MÜNCHEN - (ujf) - Drei Monate nach der Übernahme der Mehrheitsanteile bei PCS hat Mannesmann jetzt die ersten Konsequenzen im Managementbereich gezogen. Als Nachfolger von Willi Zander soll Klaus O. Schmidt den Vertrieb auf Vordermann bringen. Die kaufmännische Verantwortung hat Anfang des Monats Horst-Wilhelm Boss - vormals Mannesmann-Kienzle - übernommen.

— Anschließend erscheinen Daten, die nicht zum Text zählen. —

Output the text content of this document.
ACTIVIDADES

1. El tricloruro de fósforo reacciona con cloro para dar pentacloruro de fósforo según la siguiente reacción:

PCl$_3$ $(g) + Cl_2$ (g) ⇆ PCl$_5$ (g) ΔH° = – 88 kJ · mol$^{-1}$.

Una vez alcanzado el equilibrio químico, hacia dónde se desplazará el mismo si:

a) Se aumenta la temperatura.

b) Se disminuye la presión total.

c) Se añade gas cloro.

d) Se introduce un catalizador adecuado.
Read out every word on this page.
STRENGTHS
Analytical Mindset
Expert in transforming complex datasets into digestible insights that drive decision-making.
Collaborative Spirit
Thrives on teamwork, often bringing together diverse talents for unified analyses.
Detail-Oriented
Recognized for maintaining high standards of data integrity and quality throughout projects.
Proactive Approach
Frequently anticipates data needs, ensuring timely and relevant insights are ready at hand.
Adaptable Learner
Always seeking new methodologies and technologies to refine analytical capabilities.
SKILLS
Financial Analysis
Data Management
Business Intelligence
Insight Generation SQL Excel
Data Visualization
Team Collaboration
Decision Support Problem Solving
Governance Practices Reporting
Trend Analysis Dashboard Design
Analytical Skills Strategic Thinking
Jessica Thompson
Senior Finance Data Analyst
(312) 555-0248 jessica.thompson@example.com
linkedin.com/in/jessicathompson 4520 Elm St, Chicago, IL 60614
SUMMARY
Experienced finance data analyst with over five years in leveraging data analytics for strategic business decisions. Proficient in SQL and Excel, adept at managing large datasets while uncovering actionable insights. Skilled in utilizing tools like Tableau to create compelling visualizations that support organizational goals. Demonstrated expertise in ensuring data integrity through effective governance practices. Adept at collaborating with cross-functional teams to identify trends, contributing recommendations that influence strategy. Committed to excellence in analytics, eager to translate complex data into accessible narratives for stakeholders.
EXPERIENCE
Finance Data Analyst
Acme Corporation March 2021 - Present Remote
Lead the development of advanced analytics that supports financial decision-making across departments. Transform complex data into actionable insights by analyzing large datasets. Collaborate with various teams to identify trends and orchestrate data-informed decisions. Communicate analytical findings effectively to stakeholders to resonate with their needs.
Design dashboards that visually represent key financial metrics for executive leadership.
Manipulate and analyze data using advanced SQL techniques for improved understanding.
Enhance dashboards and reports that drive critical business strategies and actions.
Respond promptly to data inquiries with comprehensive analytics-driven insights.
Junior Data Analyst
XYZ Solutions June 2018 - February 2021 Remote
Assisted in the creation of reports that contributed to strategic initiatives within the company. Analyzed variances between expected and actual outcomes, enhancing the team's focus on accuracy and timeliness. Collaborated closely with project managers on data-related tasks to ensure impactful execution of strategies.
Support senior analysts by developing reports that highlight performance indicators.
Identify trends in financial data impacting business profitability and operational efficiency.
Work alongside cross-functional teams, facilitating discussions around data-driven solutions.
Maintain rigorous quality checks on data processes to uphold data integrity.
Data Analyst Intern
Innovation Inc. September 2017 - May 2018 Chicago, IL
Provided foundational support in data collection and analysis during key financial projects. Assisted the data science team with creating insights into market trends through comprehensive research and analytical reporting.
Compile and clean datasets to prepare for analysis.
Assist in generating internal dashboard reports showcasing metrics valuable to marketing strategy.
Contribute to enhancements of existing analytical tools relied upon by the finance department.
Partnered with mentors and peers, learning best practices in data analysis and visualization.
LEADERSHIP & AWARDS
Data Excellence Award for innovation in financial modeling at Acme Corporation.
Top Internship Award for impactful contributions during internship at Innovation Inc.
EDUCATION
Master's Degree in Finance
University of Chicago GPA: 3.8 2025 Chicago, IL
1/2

Schwächen im Vertriebskonzept waren die Hauptursache dafür, daß die PCS Computersysteme GmbH - damals nach "Periphere Computer Systeme GmbH" - im Frühjahr in eine Sackgasse geraten war, aus der sie aus eigener Kraft nicht mehr herauskam. Die Gründerfamilie Färber mußte sich damit abfinden, daß die Mannesmann-Werke AG mit 65 Prozent die Mehrheit übernahm. Der Hersteller der Cadmus-Minicomputer arbeitete hauptsächlich in Märkten, in denen wenig zu verdienen war, etwa im Sektor Forschung und Lehre (vgl. CW Nr. 21 vom 23. Mai 1986). Jetzt soll der bisherige Geschäftsführer der Mad Computers (Deutschland) GmbH, Klaus O. Schmidt (48), als Mitglied einer Führungstroika Färber/Boss/Schmidt neue Akzente im Marketing setzen. Schwerpunkt soll der Ausbau des

OEM-Geschäfts sein, wobei niemand bei PCS ausdrücklich den Namen Kienzle nannte.

Schon vor dem Einstieg Mannesmanns hatte Professor Georg Färber, Bruder des für Entwicklung und Produktion verantwortlichen Geschäftsführers Eberhard Färber und Mitgründer der PCS, Schmidt für sein Unternehmen zu gewinnen versucht. Der war allerdings erst kurz zuvor von Apple zu Mad Computers gegangen und wollte nicht schon wieder den Job wechseln. Allerdings gelang es den Färber-Brüdern, Mannesmann-Vorstandschef Werner H. Dieter für Schmidt zu interessieren. Zum 1. September steht dieser nun in Diensten der Münchner Mannesmann-Tochter.

Übernahmeerfahrung

Die finanziellen Dinge vertraute Dieter jedoch keinem eingekauften Manager an, sondern seinem in puncto Übernahmen erfahrenen Mitarbeiter Horst-Wilhelm Boss (51). Dieser hatte vorher die von den Düsseldorfern akquirierten Unternehmen Rexroth und Kienzle auf Konzernlinie getrimmt und gilt als sehr versierter Controlling-Mann. Ob dies als Anzeichen dafür zu sehen ist, daß PCS demnächst auch die Corporate Identity annehmen wird und dann als "Mannesmann PCS GmbH" firmiert, wollten die Münchner zunächst noch nicht bestätigen.